While most people in Britain look forward to the heat of summer, prime minister Rishi Sunak will hope to keep the temperature down in his restive Conservative party. The stability of his position has long been linked to the damage the party ships in local elections due on May 2nd, when Tories fear for half of their councillors.
There is now a fresh threat on the horizon for Sunak: mayoral elections on the same day. Recent polling by Redfield & Wilton put high-profile Tory mayor for the West Midlands area that includes Birmingham, Andy Street, 14 points behind his Labour challenger. In desperation this week, he ditched Conservative party branding from his campaign, citing voter anger at Tory chaos in Westminster. There are now fears among Conservatives that Ben Houchen, their mayor of the Tees Valley area around Middlesborough, could also be in danger.
Westminster Tories believe a loss for either of these long-serving mayors, in regions crucial for the Tories electorally, will mean Sunak’s hope for cooler heads over summer may go unheeded. If both lose, an attempted heave against him by Tory MPs through a no-confidence motion may become irresistible.
Lord Robert Hayward, a Tory peer and former MP famed for his accurate electoral predictions, insists it is just a “noisy minority” of MPs who want Sunak out. Yet regardless of the results, he also believes it is inevitable that the May 2nd elections will lead to agitating by some for a new prime minister in advance of the UK general election expected later this year.
He told The Irish Times this week there is no base levels of results that the Tories could hit that would keep the agitators quiet: “There is no such barrier in some of these people’s minds.”
Hayward believes only the geopolitical risk of a wider conflagration of war in, for example, the Middle East might convince some agitators to keep quiet. “In that scenario, there might be a sense that in the middle of an international crisis, it just wouldn’t be appropriate to challenge a prime minister.”
There are more than 2,600 council seats up on May 2nd across 107 councils in England, including swathes of positions in big urban areas such as Newcastle and London. Among more than 10 mayoral elections, Labour’s London mayor Sadiq Khan is up against Tory challenger Susan Hall. But Conservative sources privately expect her to fall well short. There are also elections for police commissioners across England and Wales. There are no votes in Scotland or Northern Ireland.
Hayward says the council seats up next month fall predominantly in “Labour territory”. The last time these seats were contested, in 2021, the Tories under Boris Johnson polled unusually well due to a Covid “vaccine bounce”.
“But that still only put them on parity with Labour,” Hayward says. His analysis shows the Tories are defending a total of 919 seats, Labour 928 and the Liberal Democrats 415, with the rest held by independents and smaller parties.
Savanta polling in 2021 put the Tories nationally at that time on 42 per cent and Labour on 34 per cent. Now, Savanta has the Tories on just 25 per cent and Labour on 43 per cent. Throw in the impact of the elevated “vaccine bounce” position that the Tories are defending, and the potential disaster that awaits Sunak on May 2nd is clear. Colin Rallings and Michael Thrasher, two other well-known election analysts from the University of Plymouth, say the Tories might lose 500 seats.
Much has been made of the rise in national polls of the right-wing, anti-immigrant, Nigel Farage-linked Reform UK party, which grew out of the entrails of the old Brexit Party and, before that, the United Kingdom Independence Party (Ukip).
Hayward, however, believes he sees “organisational weakness” in the way Reform has set up for the May 2nd locals. It is putting up candidates for barely one in eight of the local authority seats, lower than the old contestation rates of Ukip and the Brexit Party. This is even though the nomination rules have been tweaked this year to make it easier for smaller parties.

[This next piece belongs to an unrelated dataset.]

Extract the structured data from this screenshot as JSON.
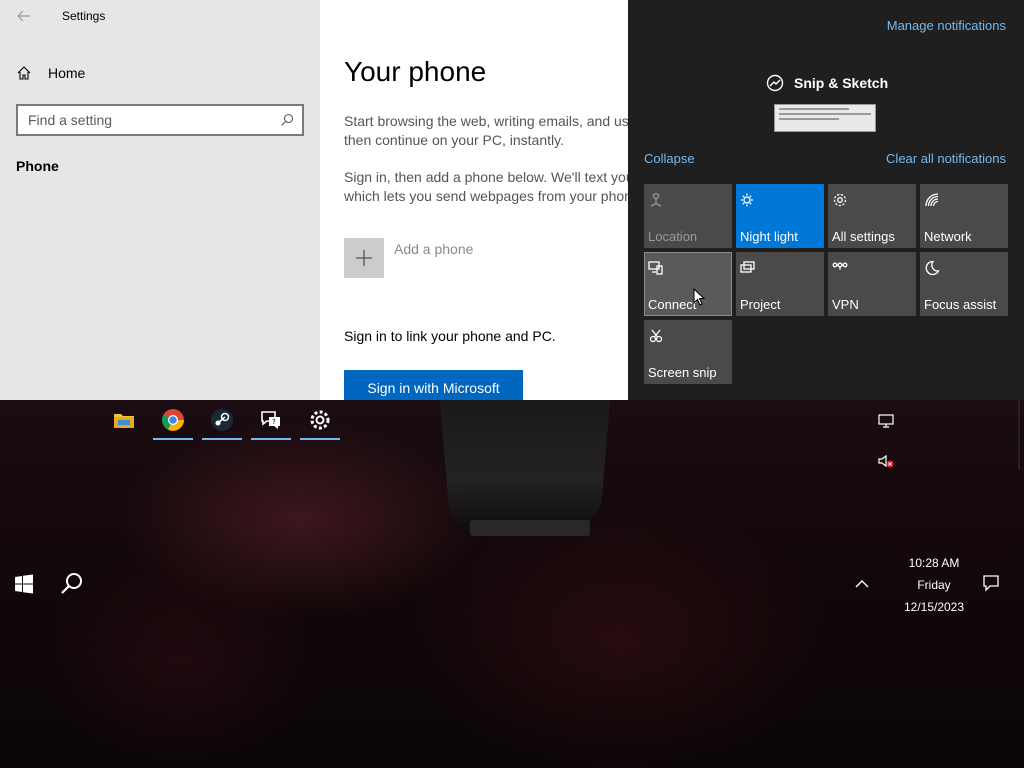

There was much mirth around the Westminster political scene last week when it emerged that Reform had dropped its York candidate, Tommy Cawkwell, for not responding to calls or emails. It turned out Cawkwell was actually dead.

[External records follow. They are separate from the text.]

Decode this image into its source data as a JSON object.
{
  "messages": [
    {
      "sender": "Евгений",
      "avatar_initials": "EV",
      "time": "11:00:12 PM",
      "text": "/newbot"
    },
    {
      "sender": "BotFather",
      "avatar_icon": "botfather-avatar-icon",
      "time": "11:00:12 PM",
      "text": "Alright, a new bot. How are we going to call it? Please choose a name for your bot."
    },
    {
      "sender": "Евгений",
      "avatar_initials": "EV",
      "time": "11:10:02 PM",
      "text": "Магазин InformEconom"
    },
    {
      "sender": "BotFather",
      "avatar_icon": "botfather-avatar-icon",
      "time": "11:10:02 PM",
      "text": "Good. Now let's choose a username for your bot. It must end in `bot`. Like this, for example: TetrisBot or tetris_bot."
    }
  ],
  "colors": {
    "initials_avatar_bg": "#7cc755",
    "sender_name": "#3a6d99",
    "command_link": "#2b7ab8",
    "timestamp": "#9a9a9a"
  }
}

“It is striking how weak they are [in the locals]. They are putting up full slates in some areas, and none in others,” says Hayward.
He warns it is difficult to read too much into the national picture from local authority elections, and vice versa. But he expects a general “anti-establishment mood” to have a bearing on the May 2nd results. But he says this could benefit the Green Party and, in come areas, the Liberal Democrats, just as much as it boosts Reform next month.

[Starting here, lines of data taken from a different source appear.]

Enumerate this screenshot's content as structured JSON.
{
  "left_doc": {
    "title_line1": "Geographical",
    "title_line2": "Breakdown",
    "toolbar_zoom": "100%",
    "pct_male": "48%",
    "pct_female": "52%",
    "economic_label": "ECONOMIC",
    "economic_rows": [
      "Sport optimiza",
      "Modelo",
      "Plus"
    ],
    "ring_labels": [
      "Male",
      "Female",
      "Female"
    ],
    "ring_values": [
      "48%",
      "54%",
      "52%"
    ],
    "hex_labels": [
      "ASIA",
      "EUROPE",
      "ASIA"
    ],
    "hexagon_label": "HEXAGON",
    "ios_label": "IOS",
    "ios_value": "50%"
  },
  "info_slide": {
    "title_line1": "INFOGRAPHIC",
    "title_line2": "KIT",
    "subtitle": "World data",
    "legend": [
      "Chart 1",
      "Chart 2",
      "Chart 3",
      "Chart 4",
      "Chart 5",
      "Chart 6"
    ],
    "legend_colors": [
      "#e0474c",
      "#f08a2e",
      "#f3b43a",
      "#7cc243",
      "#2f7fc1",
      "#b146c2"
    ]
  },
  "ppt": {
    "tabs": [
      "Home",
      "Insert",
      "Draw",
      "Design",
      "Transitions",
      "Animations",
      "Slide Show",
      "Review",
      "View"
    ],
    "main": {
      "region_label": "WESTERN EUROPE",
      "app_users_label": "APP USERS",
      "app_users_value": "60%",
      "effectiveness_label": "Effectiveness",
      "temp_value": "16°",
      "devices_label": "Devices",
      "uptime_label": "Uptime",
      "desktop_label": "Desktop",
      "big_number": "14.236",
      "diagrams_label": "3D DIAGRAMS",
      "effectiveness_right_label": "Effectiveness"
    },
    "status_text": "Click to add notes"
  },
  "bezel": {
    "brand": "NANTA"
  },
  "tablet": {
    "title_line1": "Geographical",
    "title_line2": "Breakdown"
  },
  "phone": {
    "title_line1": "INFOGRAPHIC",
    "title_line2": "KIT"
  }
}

Hayward, who was a Tory MP for almost a decade in the 1980s and 1990s, is also wary of the potential impact on Labour’s vote of Muslims anger at the party’s handling of its response to the war in Gaza. More than 80 per cent of British Muslims voted Labour at the last general election. Yet in areas such as Burnley, where the Muslim population touches one-third, not a single candidate of Asian ethnicity is standing for the party on May 2nd.
Hayward says that if the big mayoral elections go better for the Tories than expected, and if they also unexpectedly keep control of a few councils such as Dudley in the West Midlands, then May 2nd might be the sort of crash landing from which Sunak could yet walk away relatively unharmed.
A more dire performance, however, and the prime minister’s position could be under threat. In that scenario, some believe he might even be tempted to call a snap election for June or July to staunch the damage.